Bepaal concentratie en molariteit

Molariteit is een van de meest voorkomende en belangrijke concentratie-eenheden die in de chemie worden gebruikt. Dit concentratieprobleem illustreert hoe u de molariteit van een oplossing kunt vinden als u weet hoeveel opgeloste stof en oplosmiddel aanwezig zijn.

Concentratie en molariteit Voorbeeldprobleem

Bepaal de molariteit van een oplossing gemaakt door 20,0 g NaOH op te lossen in voldoende water om een ​​482 cm op te leveren3 oplossing.

Hoe het probleem op te lossen

Molariteit is een uitdrukking van de mol opgeloste stof (NaOH) per liter oplossing (water). Om dit probleem op te lossen, moet u het aantal mol natriumhydroxide (NaOH) kunnen berekenen en kubieke centimeter van een oplossing in liters kunnen omrekenen. U kunt de Worked Unit Conversions raadplegen als u meer hulp nodig hebt.

Stap 1 Bereken het aantal mol NaOH in 20,0 gram.

Zoek de atoommassa's op voor de elementen in NaOH uit het periodiek systeem. De atoommassa's blijken te zijn:

Na is 23,0
H is 1,0
O is 16,0

Deze waarden stoppen:

1 mol NaOH weegt 23,0 g + 16,0 g + 1,0 g = 40,0 g

Het aantal mol in 20,0 g is dus:

mol NaOH = 20,0 g x 1 mol / 40,0 g = 0,500 mol

Stap 2 Bepaal het volume van de oplossing in liters.

1 liter is 1000 cm3, dus het volume van de oplossing is: liter oplossing = 482 cm3 × 1 liter / 1000 cm3 = 0,482 liter

Stap 3 Bepaal de molariteit van de oplossing.

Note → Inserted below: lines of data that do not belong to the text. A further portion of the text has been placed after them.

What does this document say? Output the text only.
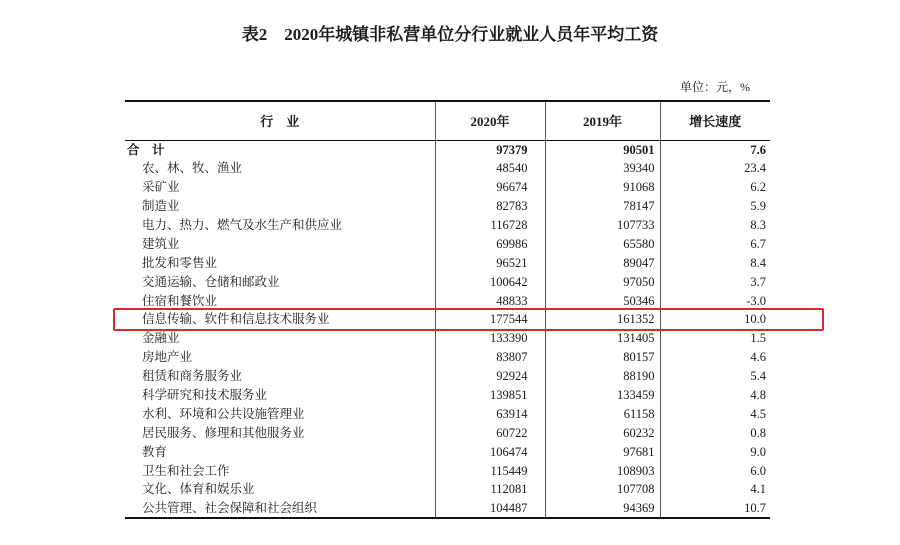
表2　2020年城镇非私营单位分行业就业人员年平均工资
单位：元，%
行　业	2020年	2019年	增长速度
合　计	97379	90501	7.6
农、林、牧、渔业	48540	39340	23.4
采矿业	96674	91068	6.2
制造业	82783	78147	5.9
电力、热力、燃气及水生产和供应业	116728	107733	8.3
建筑业	69986	65580	6.7
批发和零售业	96521	89047	8.4
交通运输、仓储和邮政业	100642	97050	3.7
住宿和餐饮业	48833	50346	-3.0
信息传输、软件和信息技术服务业	177544	161352	10.0
金融业	133390	131405	1.5
房地产业	83807	80157	4.6
租赁和商务服务业	92924	88190	5.4
科学研究和技术服务业	139851	133459	4.8
水利、环境和公共设施管理业	63914	61158	4.5
居民服务、修理和其他服务业	60722	60232	0.8
教育	106474	97681	9.0
卫生和社会工作	115449	108903	6.0
文化、体育和娱乐业	112081	107708	4.1
公共管理、社会保障和社会组织	104487	94369	10.7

Deel eenvoudig het aantal mol door het volume oplossing om de molariteit te krijgen:

molariteit = 0,500 mol / 0,482 liter
molariteit = 1,04 mol / liter = 1,04 M

Antwoord

De molariteit van een oplossing gemaakt door 20,0 g NaOH op te lossen om een ​​482 cm te maken3 oplossing is 1,04 M

Tips voor het oplossen van concentratieproblemen

  • In dit voorbeeld werden de opgeloste stof (natriumhydroxide) en het oplosmiddel (water) geïdentificeerd. U krijgt misschien niet altijd te horen welke chemische stof de opgeloste stof is en welke het oplosmiddel. Vaak is de opgeloste stof een vaste stof, terwijl het oplosmiddel een vloeistof is. Het is ook mogelijk om oplossingen te maken van gassen en vaste stoffen of van vloeibare opgeloste stoffen in vloeibare oplosmiddelen. In het algemeen is de opgeloste stof de chemische stof (of chemische stoffen) die in kleinere hoeveelheden aanwezig is. Het oplosmiddel vormt het grootste deel van de oplossing. 
  • Molariteit houdt zich bezig met het totale volume van de oplossing, niet het volume van het oplosmiddel. U kunt de molariteit benaderen door het aantal mol opgeloste stof te delen door het volume oplosmiddel dat wordt toegevoegd, maar dit is niet correct en kan leiden tot een significante fout wanneer een grote hoeveelheid opgeloste stof aanwezig is.
  • Significante cijfers kunnen ook een rol spelen bij het rapporteren van concentratie in molariteit. Er zal een zekere mate van onzekerheid zijn in de massameting van de opgeloste stof. Een analytische balans levert bijvoorbeeld een nauwkeurigere meting op dan wegen op een keukenweegschaal. Het glaswerk dat wordt gebruikt om het volume oplosmiddel te meten, is ook belangrijk. Een maatkolf of maatcilinder levert een nauwkeurigere waarde op dan bijvoorbeeld een beker. Er is ook een fout opgetreden bij het lezen van het volume met betrekking tot de meniscus van de vloeistof. Het aantal significante cijfers in uw molariteit is slechts zoveel als dat in uw minst nauwkeurige meting.